While many customers only put their guards up when SAP is in audit mode, it does not take an audit for SAP to position compliance gaps.  As part of working with them to refine requirements as part of a strategic program or obtaining a proposal in support of a board package, customers have provided unfettered visibility into their current and intended landscapes.  All throughout a customer’s organization, SAP is having discussions and gaining visibility – from the executive level to the technical level.

While customers do not view SAP’s visibility outside of an audit to be particularly risky, this has been an opportunity for them to position their products over competing solutions and to position compliance gaps.  For example, I have seen SAP position their solutions as a means by which to avoid Indirect/Digital Access fees.  In addition, I have seen SAP position compliance gaps as a result of your intended landscapes.

SAP Customers Can Mitigate Risk and Exposure

So, what can you do to mitigate risk and exposure?  SAP customers can mitigate their exposure as part of a self-assessment activity and planning for projects or programs independent of SAP.

  • Conduct Self-Assessment of Compliance Risk

In preparation for SAP audits, undertake a self-assessment of compliance risk in advance of receiving SAP’s audit notification.  They are not only assessing utilization of users and engines to understand traditional compliance positions, but also, Indirect and Digital Access requirements.  Based on the findings of these assessments, customers can proactively budget and address these risks or exposures with SAP as part of strategic purchase events – when customer leverage is at its peak.

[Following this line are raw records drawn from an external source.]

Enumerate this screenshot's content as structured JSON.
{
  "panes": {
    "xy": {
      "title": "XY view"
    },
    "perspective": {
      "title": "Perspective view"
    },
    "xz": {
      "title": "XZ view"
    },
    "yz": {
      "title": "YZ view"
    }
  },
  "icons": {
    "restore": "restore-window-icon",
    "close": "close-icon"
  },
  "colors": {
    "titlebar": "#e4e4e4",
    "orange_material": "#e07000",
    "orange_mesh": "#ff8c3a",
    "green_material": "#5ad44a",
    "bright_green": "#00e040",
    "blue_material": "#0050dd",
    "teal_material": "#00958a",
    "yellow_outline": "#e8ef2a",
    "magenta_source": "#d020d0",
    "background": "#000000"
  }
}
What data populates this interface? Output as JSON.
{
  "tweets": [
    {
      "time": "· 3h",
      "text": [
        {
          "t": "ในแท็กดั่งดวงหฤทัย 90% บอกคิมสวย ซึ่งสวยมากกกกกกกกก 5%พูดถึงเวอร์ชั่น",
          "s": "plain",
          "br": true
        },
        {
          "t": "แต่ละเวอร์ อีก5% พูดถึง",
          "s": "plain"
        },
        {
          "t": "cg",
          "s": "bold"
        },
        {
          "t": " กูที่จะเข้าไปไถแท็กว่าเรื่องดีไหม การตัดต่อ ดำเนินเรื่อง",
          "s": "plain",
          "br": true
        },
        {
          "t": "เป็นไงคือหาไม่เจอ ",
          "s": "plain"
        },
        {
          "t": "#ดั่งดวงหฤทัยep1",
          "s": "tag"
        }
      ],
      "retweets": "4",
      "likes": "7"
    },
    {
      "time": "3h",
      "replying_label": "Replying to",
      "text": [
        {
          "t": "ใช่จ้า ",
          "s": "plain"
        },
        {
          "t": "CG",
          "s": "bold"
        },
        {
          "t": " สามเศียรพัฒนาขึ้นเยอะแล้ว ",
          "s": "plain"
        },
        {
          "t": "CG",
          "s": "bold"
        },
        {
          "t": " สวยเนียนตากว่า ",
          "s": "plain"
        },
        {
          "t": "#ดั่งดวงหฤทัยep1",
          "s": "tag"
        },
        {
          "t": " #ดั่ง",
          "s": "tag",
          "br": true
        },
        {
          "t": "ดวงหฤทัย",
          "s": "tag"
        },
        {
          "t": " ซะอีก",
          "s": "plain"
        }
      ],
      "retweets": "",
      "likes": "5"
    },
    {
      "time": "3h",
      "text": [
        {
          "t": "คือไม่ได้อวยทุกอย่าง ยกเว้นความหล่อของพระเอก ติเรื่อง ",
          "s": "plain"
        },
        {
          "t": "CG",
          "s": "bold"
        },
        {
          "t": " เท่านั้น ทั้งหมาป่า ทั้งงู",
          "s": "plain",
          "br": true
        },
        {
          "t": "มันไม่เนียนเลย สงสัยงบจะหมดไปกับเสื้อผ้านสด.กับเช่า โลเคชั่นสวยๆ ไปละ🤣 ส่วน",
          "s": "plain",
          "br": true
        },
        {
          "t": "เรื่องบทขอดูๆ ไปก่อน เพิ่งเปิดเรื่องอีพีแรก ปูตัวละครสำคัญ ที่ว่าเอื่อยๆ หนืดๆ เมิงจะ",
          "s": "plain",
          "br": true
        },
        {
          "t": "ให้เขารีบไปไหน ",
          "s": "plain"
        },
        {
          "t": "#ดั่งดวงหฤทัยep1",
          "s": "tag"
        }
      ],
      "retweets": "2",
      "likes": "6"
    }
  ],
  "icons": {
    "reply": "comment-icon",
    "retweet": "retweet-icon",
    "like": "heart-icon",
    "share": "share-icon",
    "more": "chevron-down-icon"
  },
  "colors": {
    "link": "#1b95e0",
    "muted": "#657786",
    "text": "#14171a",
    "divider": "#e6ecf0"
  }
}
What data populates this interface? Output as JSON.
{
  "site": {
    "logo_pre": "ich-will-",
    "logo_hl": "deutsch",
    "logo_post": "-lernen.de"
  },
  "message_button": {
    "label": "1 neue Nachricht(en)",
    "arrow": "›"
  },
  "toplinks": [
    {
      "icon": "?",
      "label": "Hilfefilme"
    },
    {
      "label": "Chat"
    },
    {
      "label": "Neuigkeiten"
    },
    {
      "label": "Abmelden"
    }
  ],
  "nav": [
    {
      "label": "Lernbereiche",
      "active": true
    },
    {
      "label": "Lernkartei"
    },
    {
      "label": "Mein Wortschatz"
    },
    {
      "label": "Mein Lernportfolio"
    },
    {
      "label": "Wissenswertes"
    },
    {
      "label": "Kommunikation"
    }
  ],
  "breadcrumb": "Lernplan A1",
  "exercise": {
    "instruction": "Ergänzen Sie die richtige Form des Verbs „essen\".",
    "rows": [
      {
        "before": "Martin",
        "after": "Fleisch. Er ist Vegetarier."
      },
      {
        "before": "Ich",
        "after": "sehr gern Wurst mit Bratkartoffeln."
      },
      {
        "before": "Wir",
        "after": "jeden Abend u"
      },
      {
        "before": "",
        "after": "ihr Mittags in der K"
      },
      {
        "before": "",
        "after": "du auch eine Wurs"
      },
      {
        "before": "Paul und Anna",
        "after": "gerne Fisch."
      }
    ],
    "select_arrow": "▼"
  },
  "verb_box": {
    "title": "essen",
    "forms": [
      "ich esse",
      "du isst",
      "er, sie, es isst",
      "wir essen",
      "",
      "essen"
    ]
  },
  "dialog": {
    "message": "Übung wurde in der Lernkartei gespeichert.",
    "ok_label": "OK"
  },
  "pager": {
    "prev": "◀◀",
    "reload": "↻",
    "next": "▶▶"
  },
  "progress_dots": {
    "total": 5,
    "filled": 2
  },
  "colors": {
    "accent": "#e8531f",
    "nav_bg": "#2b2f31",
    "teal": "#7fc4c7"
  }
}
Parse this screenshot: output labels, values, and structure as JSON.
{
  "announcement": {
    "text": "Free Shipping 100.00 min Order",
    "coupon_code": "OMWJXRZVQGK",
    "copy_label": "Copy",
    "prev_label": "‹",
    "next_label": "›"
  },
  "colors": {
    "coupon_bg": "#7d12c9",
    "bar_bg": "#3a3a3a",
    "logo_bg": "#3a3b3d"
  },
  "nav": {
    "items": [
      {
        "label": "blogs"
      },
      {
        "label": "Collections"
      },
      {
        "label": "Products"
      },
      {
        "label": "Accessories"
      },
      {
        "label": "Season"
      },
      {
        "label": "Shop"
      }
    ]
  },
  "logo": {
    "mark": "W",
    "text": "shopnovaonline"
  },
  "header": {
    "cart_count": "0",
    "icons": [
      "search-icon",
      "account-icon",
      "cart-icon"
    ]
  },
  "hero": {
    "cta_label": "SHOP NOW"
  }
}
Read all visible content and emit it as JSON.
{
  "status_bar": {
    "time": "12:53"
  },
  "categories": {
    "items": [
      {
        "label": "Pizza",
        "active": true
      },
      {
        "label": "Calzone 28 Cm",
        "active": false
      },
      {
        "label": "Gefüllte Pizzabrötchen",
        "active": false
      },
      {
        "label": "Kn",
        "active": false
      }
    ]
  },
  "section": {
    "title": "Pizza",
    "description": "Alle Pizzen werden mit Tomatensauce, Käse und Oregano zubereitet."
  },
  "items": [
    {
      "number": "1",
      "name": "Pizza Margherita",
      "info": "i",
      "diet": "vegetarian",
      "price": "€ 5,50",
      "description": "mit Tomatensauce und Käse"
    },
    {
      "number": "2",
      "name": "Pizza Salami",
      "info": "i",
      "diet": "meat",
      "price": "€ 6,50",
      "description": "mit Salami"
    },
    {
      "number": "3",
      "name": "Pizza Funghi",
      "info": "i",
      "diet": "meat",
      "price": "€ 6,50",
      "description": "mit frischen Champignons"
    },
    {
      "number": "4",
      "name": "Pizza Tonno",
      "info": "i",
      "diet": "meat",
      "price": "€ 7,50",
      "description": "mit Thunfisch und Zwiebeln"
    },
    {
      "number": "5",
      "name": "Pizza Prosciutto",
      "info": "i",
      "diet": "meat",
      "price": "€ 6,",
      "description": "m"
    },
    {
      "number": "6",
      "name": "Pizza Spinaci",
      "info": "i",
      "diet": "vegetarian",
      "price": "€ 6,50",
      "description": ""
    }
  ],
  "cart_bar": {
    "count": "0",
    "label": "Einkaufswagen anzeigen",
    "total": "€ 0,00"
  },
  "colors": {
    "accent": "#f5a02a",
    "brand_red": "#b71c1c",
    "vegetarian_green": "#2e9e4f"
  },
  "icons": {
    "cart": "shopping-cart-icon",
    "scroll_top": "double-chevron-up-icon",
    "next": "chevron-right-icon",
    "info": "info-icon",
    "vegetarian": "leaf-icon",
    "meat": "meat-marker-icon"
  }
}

  • Independence of SAP During Project Planning and Costing

Beyond self-assessments, we do see risk working with SAP to refine requirements as part of strategic programs.  While we certainly think engaging SAP is appropriate, the level of transparency you provide to them must be tailored to mitigate inadvertent disclosures and a communication directive must be given from the top down.  In lieu of providing SAP with transparency into your requirements, work with a System Integrator to determine your licensing requirements and a capable third-party to determine the costs of your program.

While audits may seem unlikely during COVID-19, SAP customers should expect the unexpected and take the opportunity to get prepared and proactively mitigate risk and exposure.  In terms of approach, I would expect SAP to take a more delicate approach to manage perception, including a friendly heads-up, complete separation of the SAP account team, and providing a slightly more flexible audit team.  However, I would also expect the audit team to broaden scope compared to past audits, be aggressive on the depth of their requests, and to position all exposures.